Un comité fut chargé d'organiser les manifestations, et il s'acquitta de sa tâche avec le plus grand succès.
«Dieu et Patrie!» Cette belle devise, que l'on voyait partout, enflamma les coeurs d'où monta vers le ciel un hymne d'amour et de reconnaissance.
Puis, voulant couronner brillamment cette fête, le gouverneur donna, le soir, au Château Saint-Louis, un dîner et un bal auxquels l'élite de la société avait était conviée.
Madame DeBoismorel, qui avait pris part à toutes les réjouissances profanes de la journée, se proposait bien de participer à celles de la soirée.
Il est 7 heures.
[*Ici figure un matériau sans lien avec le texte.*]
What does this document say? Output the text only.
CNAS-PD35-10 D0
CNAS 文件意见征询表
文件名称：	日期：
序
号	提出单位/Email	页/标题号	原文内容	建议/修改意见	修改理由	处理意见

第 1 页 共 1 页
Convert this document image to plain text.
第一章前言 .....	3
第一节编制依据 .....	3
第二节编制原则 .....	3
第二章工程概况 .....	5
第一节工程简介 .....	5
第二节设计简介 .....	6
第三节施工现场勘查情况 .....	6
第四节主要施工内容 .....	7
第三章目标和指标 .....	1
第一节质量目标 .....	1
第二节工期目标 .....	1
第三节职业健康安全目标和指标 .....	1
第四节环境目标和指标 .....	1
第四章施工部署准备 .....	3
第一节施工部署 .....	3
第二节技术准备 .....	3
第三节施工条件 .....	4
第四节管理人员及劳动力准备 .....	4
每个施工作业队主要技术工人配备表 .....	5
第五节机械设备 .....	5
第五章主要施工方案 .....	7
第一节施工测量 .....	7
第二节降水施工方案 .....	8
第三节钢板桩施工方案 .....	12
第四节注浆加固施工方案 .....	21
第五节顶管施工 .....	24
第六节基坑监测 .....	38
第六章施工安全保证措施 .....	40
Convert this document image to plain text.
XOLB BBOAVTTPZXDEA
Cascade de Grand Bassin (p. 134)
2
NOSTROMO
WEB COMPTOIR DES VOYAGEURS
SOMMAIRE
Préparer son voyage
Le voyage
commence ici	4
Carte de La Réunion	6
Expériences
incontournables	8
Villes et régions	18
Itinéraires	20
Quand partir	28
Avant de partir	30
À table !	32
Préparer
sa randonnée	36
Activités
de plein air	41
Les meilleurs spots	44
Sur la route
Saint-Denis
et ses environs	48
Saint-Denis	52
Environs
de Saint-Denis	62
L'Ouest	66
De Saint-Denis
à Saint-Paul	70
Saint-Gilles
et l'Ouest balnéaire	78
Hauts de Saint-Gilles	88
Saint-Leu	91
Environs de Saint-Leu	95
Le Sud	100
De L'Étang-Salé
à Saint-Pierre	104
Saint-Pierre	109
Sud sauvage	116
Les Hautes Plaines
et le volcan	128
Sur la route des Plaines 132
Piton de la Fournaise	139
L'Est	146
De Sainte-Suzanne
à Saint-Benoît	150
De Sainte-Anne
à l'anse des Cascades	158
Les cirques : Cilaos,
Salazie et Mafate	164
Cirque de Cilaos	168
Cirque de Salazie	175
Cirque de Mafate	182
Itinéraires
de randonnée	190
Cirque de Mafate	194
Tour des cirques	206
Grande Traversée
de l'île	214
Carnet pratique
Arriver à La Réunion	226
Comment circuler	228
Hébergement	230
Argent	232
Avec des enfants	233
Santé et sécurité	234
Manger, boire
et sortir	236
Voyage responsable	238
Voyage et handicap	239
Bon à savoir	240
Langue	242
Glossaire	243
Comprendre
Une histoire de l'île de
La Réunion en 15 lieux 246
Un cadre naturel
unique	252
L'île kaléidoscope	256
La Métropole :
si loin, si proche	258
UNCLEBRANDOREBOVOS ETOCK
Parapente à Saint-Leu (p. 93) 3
La jolie veuve est occupée à sa toilette. Elle possède mieux que toutes les élégantes de Québec et de Montréal le grand art de s'habiller.
Parmi plusieurs robes importées récemment de Paris, elle en choisit une qu'elle veut essayer sous l'oeil connaisseur de sa couturière. Celle-ci, après avoir fait à la robe de légères retouches, déclare à Madame DeBoismorel qu'elle lui sied à merveille. Alors mettant à son cou un collier de diamants et dans ses cheveux une parure de grande valeur, la jeune femme se regarde dans un haute glace, et se trouve fort belle. Elle l'est réellement. Aussi, au moment de prendre congé, la couturière lui dit avec sincérité:
--Madame, vous êtes d'une beauté ravissante! Je suis certaine que vous ferez bien des jalouses au Château Saint-Louis.
--Merci et bonsoir! répond la coquette.
Puis elle se replace devant le miroir, se regarde longtemps, sourit à son image, et, prenant un air de triomphe, elle dit presque à haute voix: «Ce soir, comte Louis de Frontenac, vous serez à mes pieds!»